There are two ways to apply for a nonimmigrant visa. An individual can apply at a U.S. consulate in his home country. Depending on the type of nonimmigrant visa, a previously approved nonimmigrant petition filed with the U.S. Citizenship and Immigration Services (USCIS) may be required. If the individual is already in the United States and maintaining valid nonimmigrant status, he may apply to USCIS for extension or change of status without need of departing from the United States during the pendency and beyond the expiration of his current status up until the extension or change of status application is granted or denied.
In most cases, refusal of nonimmigrant visa applications at the consulates is based on Section 214(b) of the U.S. Immigration and Nationality Act (INA). Section 214(b) provides that all foreign nationals seeking entry on nonimmigrant status, with a few exceptions, are presumed to be intending immigrants. If visa is refused under this Section, this means that the applicant has not been able to overcome the presumption that he is an intending immigrant by demonstrating strong ties to his home country and that he has a residence in his home country that he has no intention of abandoning.

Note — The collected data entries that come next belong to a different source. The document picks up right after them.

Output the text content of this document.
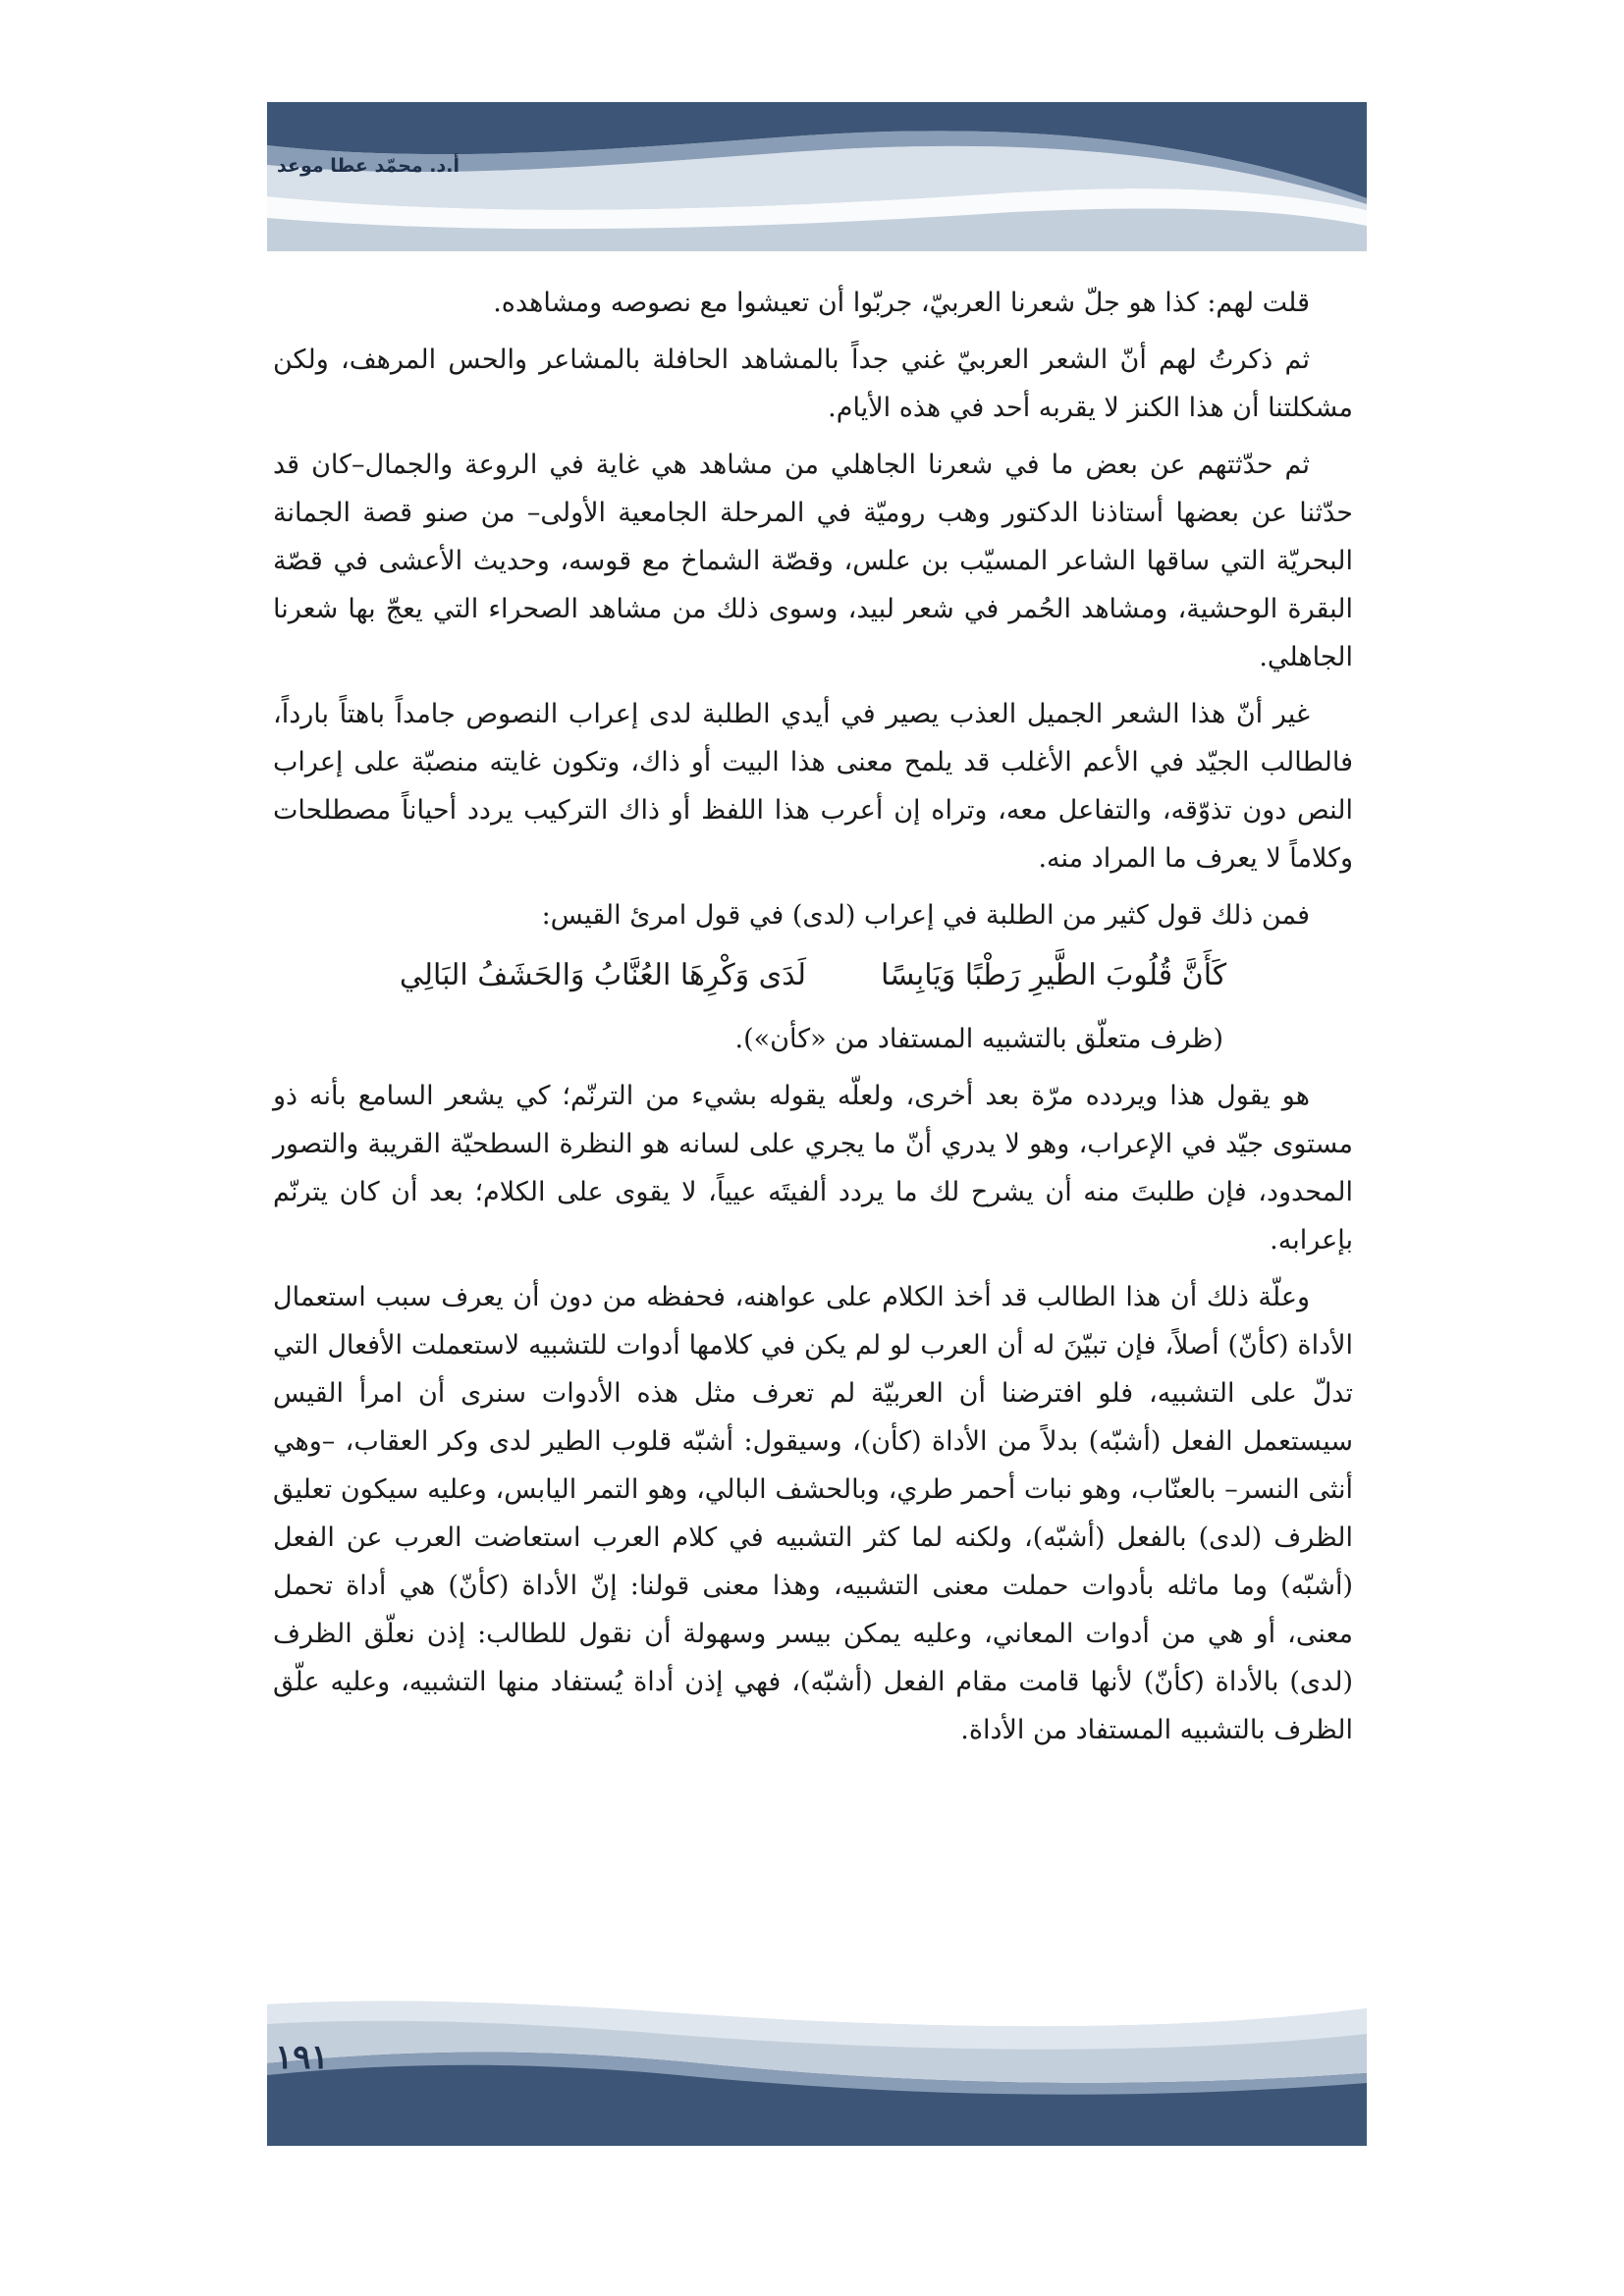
أ.د. محمّد عطا موعد

قلت لهم: كذا هو جلّ شعرنا العربيّ، جربّوا أن تعيشوا مع نصوصه ومشاهده.

ثم ذكرتُ لهم أنّ الشعر العربيّ غني جداً بالمشاهد الحافلة بالمشاعر والحس المرهف، ولكن مشكلتنا أن هذا الكنز لا يقربه أحد في هذه الأيام.

ثم حدّثتهم عن بعض ما في شعرنا الجاهلي من مشاهد هي غاية في الروعة والجمال–كان قد حدّثنا عن بعضها أستاذنا الدكتور وهب روميّة في المرحلة الجامعية الأولى– من صنو قصة الجمانة البحريّة التي ساقها الشاعر المسيّب بن علس، وقصّة الشماخ مع قوسه، وحديث الأعشى في قصّة البقرة الوحشية، ومشاهد الحُمر في شعر لبيد، وسوى ذلك من مشاهد الصحراء التي يعجّ بها شعرنا الجاهلي.

غير أنّ هذا الشعر الجميل العذب يصير في أيدي الطلبة لدى إعراب النصوص جامداً باهتاً بارداً، فالطالب الجيّد في الأعم الأغلب قد يلمح معنى هذا البيت أو ذاك، وتكون غايته منصبّة على إعراب النص دون تذوّقه، والتفاعل معه، وتراه إن أعرب هذا اللفظ أو ذاك التركيب يردد أحياناً مصطلحات وكلاماً لا يعرف ما المراد منه.

فمن ذلك قول كثير من الطلبة في إعراب (لدى) في قول امرئ القيس:

كَأَنَّ قُلُوبَ الطَّيرِ رَطْبًا وَيَابِسًا
لَدَى وَكْرِهَا العُنَّابُ وَالحَشَفُ البَالِي

(ظرف متعلّق بالتشبيه المستفاد من «كأن»).

هو يقول هذا ويردده مرّة بعد أخرى، ولعلّه يقوله بشيء من الترنّم؛ كي يشعر السامع بأنه ذو مستوى جيّد في الإعراب، وهو لا يدري أنّ ما يجري على لسانه هو النظرة السطحيّة القريبة والتصور المحدود، فإن طلبتَ منه أن يشرح لك ما يردد ألفيتَه عيياً، لا يقوى على الكلام؛ بعد أن كان يترنّم بإعرابه.

وعلّة ذلك أن هذا الطالب قد أخذ الكلام على عواهنه، فحفظه من دون أن يعرف سبب استعمال الأداة (كأنّ) أصلاً، فإن تبيّنَ له أن العرب لو لم يكن في كلامها أدوات للتشبيه لاستعملت الأفعال التي تدلّ على التشبيه، فلو افترضنا أن العربيّة لم تعرف مثل هذه الأدوات سنرى أن امرأ القيس سيستعمل الفعل (أشبّه) بدلاً من الأداة (كأن)، وسيقول: أشبّه قلوب الطير لدى وكر العقاب، –وهي أنثى النسر– بالعنّاب، وهو نبات أحمر طري، وبالحشف البالي، وهو التمر اليابس، وعليه سيكون تعليق الظرف (لدى) بالفعل (أشبّه)، ولكنه لما كثر التشبيه في كلام العرب استعاضت العرب عن الفعل (أشبّه) وما ماثله بأدوات حملت معنى التشبيه، وهذا معنى قولنا: إنّ الأداة (كأنّ) هي أداة تحمل معنى، أو هي من أدوات المعاني، وعليه يمكن بيسر وسهولة أن نقول للطالب: إذن نعلّق الظرف (لدى) بالأداة (كأنّ) لأنها قامت مقام الفعل (أشبّه)، فهي إذن أداة يُستفاد منها التشبيه، وعليه علّق الظرف بالتشبيه المستفاد من الأداة.

١٩١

The presumption in Section 214(b) does not apply to the following visa categories: H-1B, H-1C, H-4, L-1, L-2, and V. The regulations further provide that the approval of a permanent labor certification or the filing of an immigrant petition for an individual shall not be a basis for denying an H-1C or H-1B petition or a request to extend such a petition, or the individual’s admission, change of status, or extension of stay. The individual may legitimately come to the United States as an H-1C or H-1B nonimmigrant and at the same time, seek to become a permanent resident of the United States; provided that he would voluntarily depart at the end of his authorized stay.